La filière du sucre aussi est sous pression

Les fabricants de boissons sucrées ont rejoint le mouvement. Il y a peu, neuf fabricants de boissons et un distributeur en Suisse se sont engagés à réduire la quantité de sucre ajouté dans les boissons rafraîchissantes, les boissons à base de lait et les sérés. Au nombre des signataires de la « Déclaration de Milan », on trouve notamment Coca-Cola Suisse, Ramseier Suisse, Rivella et Volg. L’industrie de transformation n’est plus la seule branche visée par les mesures visant à diminuer la consommation de sucre. La culture de la betterave est aussi en ligne de mire. La Confédération ne peut pas simultanément lutter contre la consommation de sucre et subventionner la culture de celle-ci, écrit par exemple la « SonntagsZeitung ».


La quantité fait le poison

Bien sûr, il vaut mieux modérer sa consommation de sucre. Le chaperonnage des autorités irrite pourtant. Pour le sucre comme pour de nombreux autres aliments, l’adage est toujours le même : « la quantité fait le poison ». Conclure qu’il faut cesser de cultiver la betterave en Suisse est un peu hâtif. De bonnes raisons justifient un certain degré d’autosuffisance en sucre. Le sucre est un aliment de base. Il fait l’objet de réserves obligatoires sur lesquelles veille l’Office fédéral pour l’approvisionnement économique du pays. En temps de crise, le sucre est une source sûre de calories. Savoir cultiver la betterave sucrière en Suisse garde tout son sens.

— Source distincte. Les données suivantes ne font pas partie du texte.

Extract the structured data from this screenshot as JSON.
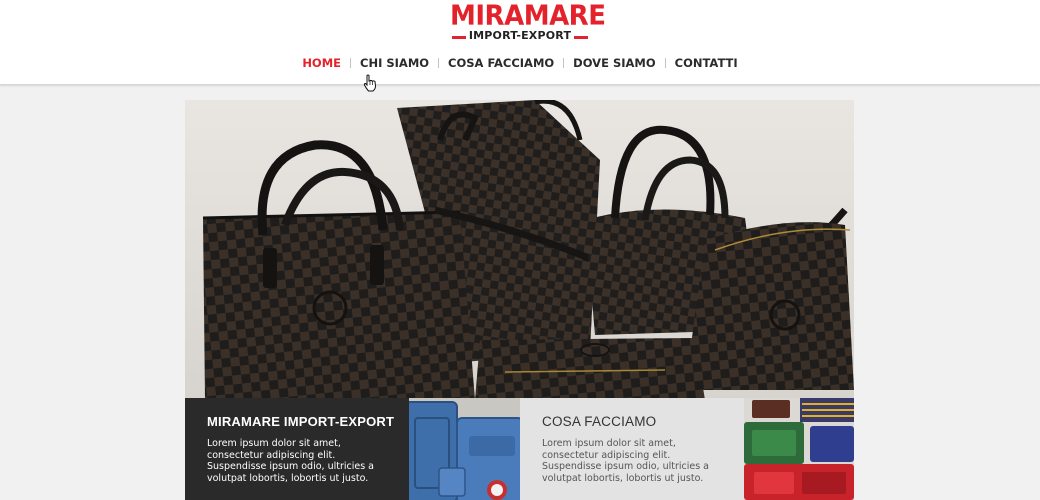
{
  "brand": {
    "name": "MIRAMARE",
    "tagline": "IMPORT-EXPORT",
    "color": "#e3222b"
  },
  "nav": {
    "items": [
      {
        "label": "HOME",
        "active": true
      },
      {
        "label": "CHI SIAMO",
        "active": false
      },
      {
        "label": "COSA FACCIAMO",
        "active": false
      },
      {
        "label": "DOVE SIAMO",
        "active": false
      },
      {
        "label": "CONTATTI",
        "active": false
      }
    ],
    "active_color": "#e3222b"
  },
  "hero": {
    "image": "checkered-leather-handbags-photo"
  },
  "panels": [
    {
      "title": "MIRAMARE IMPORT-EXPORT",
      "text": "Lorem ipsum dolor sit amet, consectetur adipiscing elit. Suspendisse ipsum odio, ultricies a volutpat lobortis, lobortis ut justo.",
      "theme": "dark"
    },
    {
      "title": "COSA FACCIAMO",
      "text": "Lorem ipsum dolor sit amet, consectetur adipiscing elit. Suspendisse ipsum odio, ultricies a volutpat lobortis, lobortis ut justo.",
      "theme": "light"
    }
  ],
  "thumbnails": [
    {
      "image": "blue-suitcases-photo"
    },
    {
      "image": "colorful-wallets-photo"
    }
  ]
}
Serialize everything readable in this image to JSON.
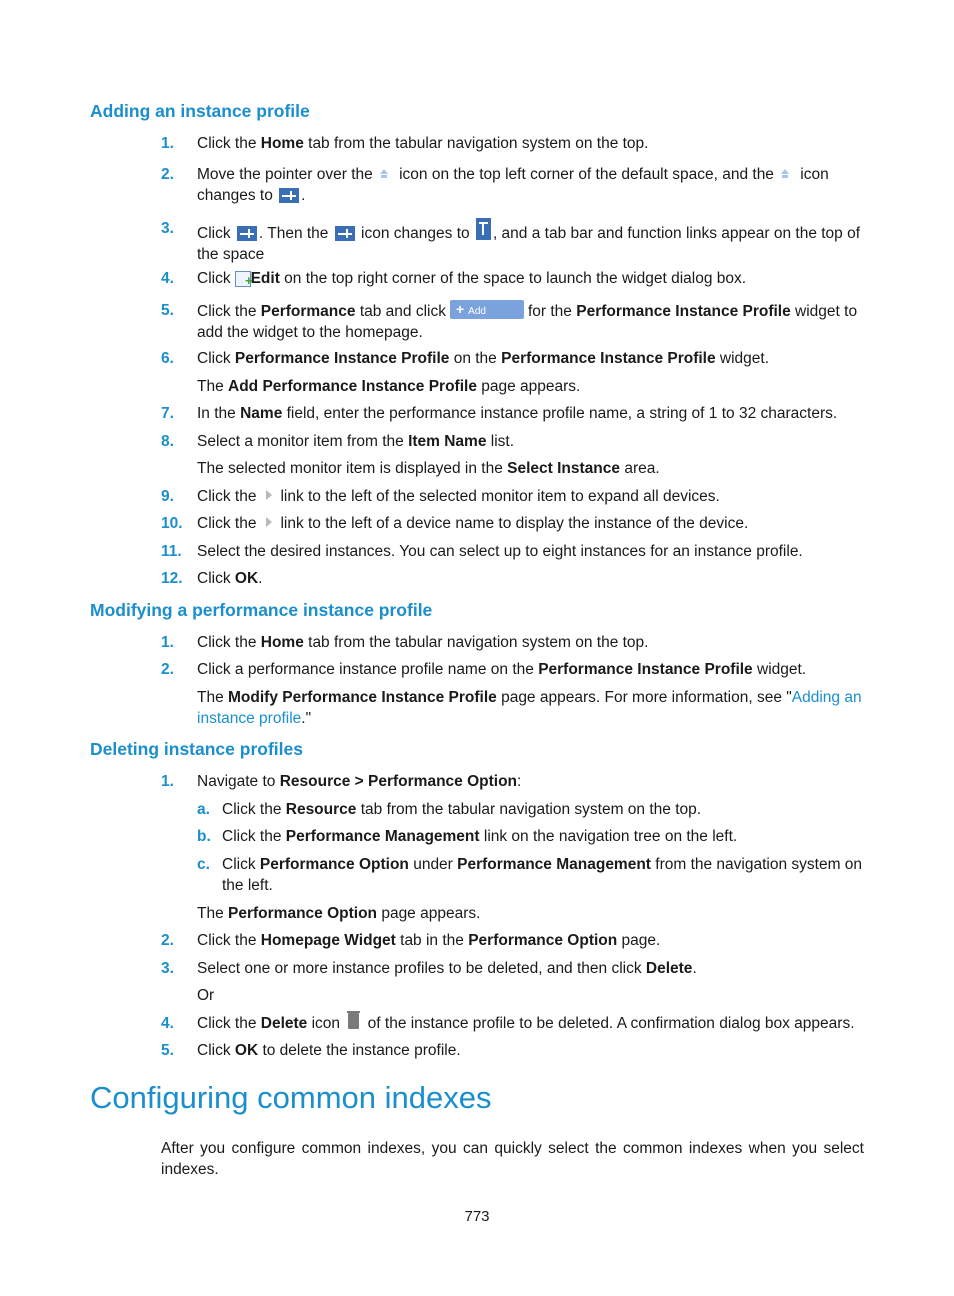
{
  "sections": {
    "adding": {
      "title": "Adding an instance profile",
      "steps": [
        {
          "num": "1.",
          "parts": [
            "Click the ",
            "Home",
            " tab from the tabular navigation system on the top."
          ]
        },
        {
          "num": "2.",
          "a": "Move the pointer over the",
          "b": "icon on the top left corner of the default space, and the",
          "c": "icon",
          "d": "changes to",
          "e": "."
        },
        {
          "num": "3.",
          "a": "Click",
          "b": ". Then the",
          "c": "icon changes to",
          "d": ", and a tab bar and function links appear on the top of the space"
        },
        {
          "num": "4.",
          "a": "Click",
          "b": "Edit",
          "c": " on the top right corner of the space to launch the widget dialog box."
        },
        {
          "num": "5.",
          "a": "Click the ",
          "b": "Performance",
          "c": " tab and click",
          "d": "for the ",
          "e": "Performance Instance Profile",
          "f": " widget to add the widget to the homepage."
        },
        {
          "num": "6.",
          "a": "Click ",
          "b": "Performance Instance Profile",
          "c": " on the ",
          "d": "Performance Instance Profile",
          "e": " widget."
        },
        {
          "num": "7.",
          "a": "In the ",
          "b": "Name",
          "c": " field, enter the performance instance profile name, a string of 1 to 32 characters."
        },
        {
          "num": "8.",
          "a": "Select a monitor item from the ",
          "b": "Item Name",
          "c": " list."
        },
        {
          "num": "9.",
          "a": "Click the",
          "b": "link to the left of the selected monitor item to expand all devices."
        },
        {
          "num": "10.",
          "a": "Click the",
          "b": "link to the left of a device name to display the instance of the device."
        },
        {
          "num": "11.",
          "a": "Select the desired instances. You can select up to eight instances for an instance profile."
        },
        {
          "num": "12.",
          "a": "Click ",
          "b": "OK",
          "c": "."
        }
      ],
      "note6": {
        "a": "The ",
        "b": "Add Performance Instance Profile",
        "c": " page appears."
      },
      "note8": {
        "a": "The selected monitor item is displayed in the ",
        "b": "Select Instance",
        "c": " area."
      },
      "add_button_label": "Add"
    },
    "modifying": {
      "title": "Modifying a performance instance profile",
      "steps": [
        {
          "num": "1.",
          "a": "Click the ",
          "b": "Home",
          "c": " tab from the tabular navigation system on the top."
        },
        {
          "num": "2.",
          "a": "Click a performance instance profile name on the ",
          "b": "Performance Instance Profile",
          "c": " widget."
        }
      ],
      "note2": {
        "a": "The ",
        "b": "Modify Performance Instance Profile",
        "c": " page appears. For more information, see \"",
        "link": "Adding an instance profile",
        "d": ".\""
      }
    },
    "deleting": {
      "title": "Deleting instance profiles",
      "steps": [
        {
          "num": "1.",
          "a": "Navigate to ",
          "b": "Resource > Performance Option",
          "c": ":"
        },
        {
          "num": "2.",
          "a": "Click the ",
          "b": "Homepage Widget",
          "c": " tab in the ",
          "d": "Performance Option",
          "e": " page."
        },
        {
          "num": "3.",
          "a": "Select one or more instance profiles to be deleted, and then click ",
          "b": "Delete",
          "c": "."
        },
        {
          "num": "4.",
          "a": "Click the ",
          "b": "Delete",
          "c": " icon",
          "d": "of the instance profile to be deleted. A confirmation dialog box appears."
        },
        {
          "num": "5.",
          "a": "Click ",
          "b": "OK",
          "c": " to delete the instance profile."
        }
      ],
      "substeps": [
        {
          "num": "a.",
          "a": "Click the ",
          "b": "Resource",
          "c": " tab from the tabular navigation system on the top."
        },
        {
          "num": "b.",
          "a": "Click the ",
          "b": "Performance Management",
          "c": " link on the navigation tree on the left."
        },
        {
          "num": "c.",
          "a": "Click ",
          "b": "Performance Option",
          "c": " under ",
          "d": "Performance Management",
          "e": " from the navigation system on the left."
        }
      ],
      "note1": {
        "a": "The ",
        "b": "Performance Option",
        "c": " page appears."
      },
      "or": "Or"
    },
    "common": {
      "title": "Configuring common indexes",
      "paragraph": "After you configure common indexes, you can quickly select the common indexes when you select indexes."
    }
  },
  "page_number": "773"
}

Les contributions pour cultures particulières soutiennent la rotation des cultures

La place de la betterave en rotation des cultures est aussi occultée. La betterave est notamment plantée en alternance avec les céréales. Sa culture est encouragée par des contributions pour cultures particulières, qui sont versées aussi pour les oléagineux, les légumineuses à graines, les plantes à fibres, les plants de pommes de terre et les semences de maïs. Ces contributions visent à favoriser ces cultures particulières, qui représentent un enrichissement pertinent de l’assolement. La betterave sucrière est une plante à racines pivotantes. En s’enfonçant dans les couches très profondes du sol, ces racines assouplissent le sol et améliorent sa structure. La perméabilité du sol s’améliore, ce qui permet de limiter l’accumulation d’eau en cas de fortes précipitations. Le sol est aussi plus fertile. Grâce à un profond système racinaire, la part de la matière organique s’accroît aussi dans les couches profondes du sol. On dit de la betterave qu’elle est un fruit de la santé, car elle laisse un sol bien travaillé, meuble et perméable à l’eau pour la culture suivante.